The Reformation and the Great Schism!

The world’s now just one huge prison!

I don’t want to wear a mask!

Looking for work? They don’t care!

We all now have to do our own hair

‘Cause the Kingmakers are all on Welfare!

I don’t want to wear a mask!

Stimming on a Zoom Meeting

I was hosting a Zoom meeting this afternoon; and two women PMd me to turn off my camera function, due to them seeing me stim on screen. One of them thought I was eating an earthworm. 🙂 (I was using an elastic band)

No quiz for me tonight; an early one, as I only had five hours sleep last night. I am still borrowing my friend’s laptop; he’s my support bubble. Also, I feel exhausted after so long online. I was on Skype almost two hours just because a female friend wanted to put on her lashes while we’re on Skype. (Bless)

I won a Games Night last night on Zoom; run by WAVE in Belfast. My team had a stroke of good luck on the first game. Then I knew the title of a Seventies song; after a muffled rendition of it. (‘Daydream Believer’ by the Monkees)

There may be a mouse breaking the curfew. 🙂 My brother and I helped set the trap; to catch him.

Remember Parkinson’s Law – “Work expands to meet the deadline.”

Training Day

“For a Play to become successful, there has to be bad luck beforehand!” (Orson Welles)

Today, I went through the training session in the assecioning role at the Covid lab in Randox. The work itself seems simple enough. However, life in the major obstacle.

  1. I arrived three hours early due to my anxiety levels being through the roof.
  2. I found it well-nigh impossible to pay attention to the class. The demonstration and practice runs were Godsends.
  3. I was lost at the main car park; trying to find my car – parked elsewhere. Had it not been for my walking-stick, I would have fallen and broken my spine. (insurance mightn’t have covered me) It’s probably part of my autism; digging ones toes in when walking due to sensitive feet.
  4. The roads are frosty, and my local roads wouldn’t be gritted. I’m learning new driving skills as I go along, but the longer I drive the more nervous I become. (I can’t afford to make a claim)

Living in the moment can be a thankless task for myself. But I have an understanding group of people on my side.

Growth Comfort

I heard an expression on a Zoom conference on Tuesday, which resonated with me. “Comfort doesn’t exist in the growth zone! Growth doesn’t exist in the comfort zone!”

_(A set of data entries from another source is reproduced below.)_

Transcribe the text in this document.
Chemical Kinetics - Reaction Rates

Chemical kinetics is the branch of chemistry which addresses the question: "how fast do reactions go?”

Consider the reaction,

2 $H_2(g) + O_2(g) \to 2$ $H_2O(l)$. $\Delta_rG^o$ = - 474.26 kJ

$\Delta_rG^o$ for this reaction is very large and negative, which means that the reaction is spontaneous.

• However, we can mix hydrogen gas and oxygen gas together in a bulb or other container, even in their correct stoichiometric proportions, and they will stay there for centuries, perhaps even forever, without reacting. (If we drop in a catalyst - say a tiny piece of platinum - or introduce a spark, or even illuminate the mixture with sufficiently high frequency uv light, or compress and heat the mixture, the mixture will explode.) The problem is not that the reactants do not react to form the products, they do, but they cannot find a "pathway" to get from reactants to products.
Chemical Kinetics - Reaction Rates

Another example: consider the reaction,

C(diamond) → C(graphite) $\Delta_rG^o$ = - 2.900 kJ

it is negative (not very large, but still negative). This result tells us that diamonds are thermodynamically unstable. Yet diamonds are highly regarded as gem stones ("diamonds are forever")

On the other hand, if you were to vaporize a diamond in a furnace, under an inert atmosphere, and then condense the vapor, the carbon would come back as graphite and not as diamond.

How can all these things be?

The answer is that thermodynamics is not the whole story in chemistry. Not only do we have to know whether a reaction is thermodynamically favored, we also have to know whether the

My Slimming World online subscription expired today. Then I went to a class – weigh-in only – to check the aftermath of Lockdown eating. I gained SIXTEEN pounds. From being 20 Stone 0.5 Pounds, I’m now 21 Stone 2.5 Pounds. However, I needed that kick up the Arse. Even though the drive to-and-from Brackaville was a nightmare.

Next week, I have a job interview in Belfast. I can ask the interviewers if there is a possibility of transferring to a more regional location if I do a good enough job there. It’s for Shopmobility. God willing, Lockdown in Northern Ireland will end tomorrow. The Executive decide tonight. A haircut and shave next Tuesday afternoon depends on it.

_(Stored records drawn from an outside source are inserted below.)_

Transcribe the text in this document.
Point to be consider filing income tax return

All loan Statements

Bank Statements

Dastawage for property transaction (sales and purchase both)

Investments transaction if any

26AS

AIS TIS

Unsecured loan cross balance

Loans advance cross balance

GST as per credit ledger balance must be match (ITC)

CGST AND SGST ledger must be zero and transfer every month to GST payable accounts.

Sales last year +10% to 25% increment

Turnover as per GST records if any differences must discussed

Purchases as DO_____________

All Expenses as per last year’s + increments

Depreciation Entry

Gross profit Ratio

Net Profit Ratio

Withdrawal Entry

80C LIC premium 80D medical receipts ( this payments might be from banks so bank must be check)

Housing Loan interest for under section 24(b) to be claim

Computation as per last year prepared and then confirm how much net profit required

Sensory overloads are taking place quite regularly now. However, music is my best therapy. Plus, I’m on a Discord group for Adults with Autism.

Black Friday tomorrow. My brother and I have to run an errand together in Cookstown. Hopefully, my sleep will be good.

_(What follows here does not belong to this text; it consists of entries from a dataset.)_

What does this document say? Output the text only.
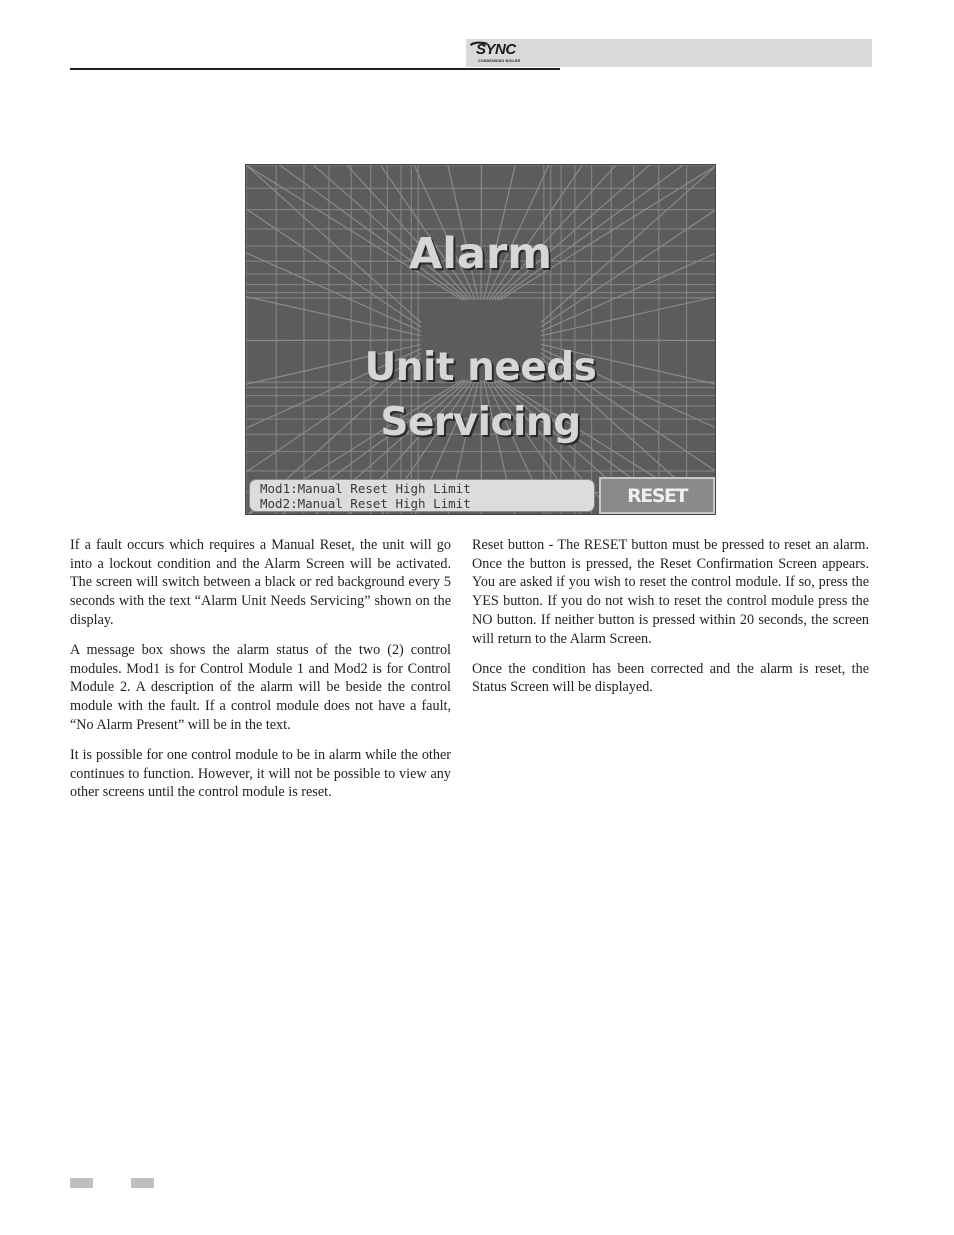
SYNC
CONDENSING BOILER
Alarm
Unit needs
Servicing
Mod1:Manual Reset High Limit
Mod2:Manual Reset High Limit	RESET

If a fault occurs which requires a Manual Reset, the unit will go into a lockout condition and the Alarm Screen will be activated. The screen will switch between a black or red background every 5 seconds with the text “Alarm Unit Needs Servicing” shown on the display.

A message box shows the alarm status of the two (2) control modules. Mod1 is for Control Module 1 and Mod2 is for Control Module 2. A description of the alarm will be beside the control module with the fault. If a control module does not have a fault, “No Alarm Present” will be in the text.

It is possible for one control module to be in alarm while the other continues to function. However, it will not be possible to view any other screens until the control module is reset.

Reset button - The RESET button must be pressed to reset an alarm. Once the button is pressed, the Reset Confirmation Screen appears. You are asked if you wish to reset the control module. If so, press the YES button. If you do not wish to reset the control module press the NO button. If neither button is pressed within 20 seconds, the screen will return to the Alarm Screen.

Once the condition has been corrected and the alarm is reset, the Status Screen will be displayed.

One piece of good news, I found my parcel box. I left it at the shop where the Post Office was. Everything’s fine now.

I feel better; after a day of panic.

Tunes:

Going crazy

I feel that yesterday was a pivotal moment in my life. On Tuesday night, I had ZERO sleep. Then I only had a forty-minute nap. Then I went berserk; after heading to a friend’s place to borrow his laptop (my MacBook Pro has a damaged charger, and I can’t afford a replacement, yet) and I was about to go on a rampage.

My complementary therapist recommended Magnesium supplements for my sleep. I got that. Also, I went to a chemist and got elderberry tablets. For £14.99! (WTF?)

I am putting in so much effort for so little return. How much longer must this continue?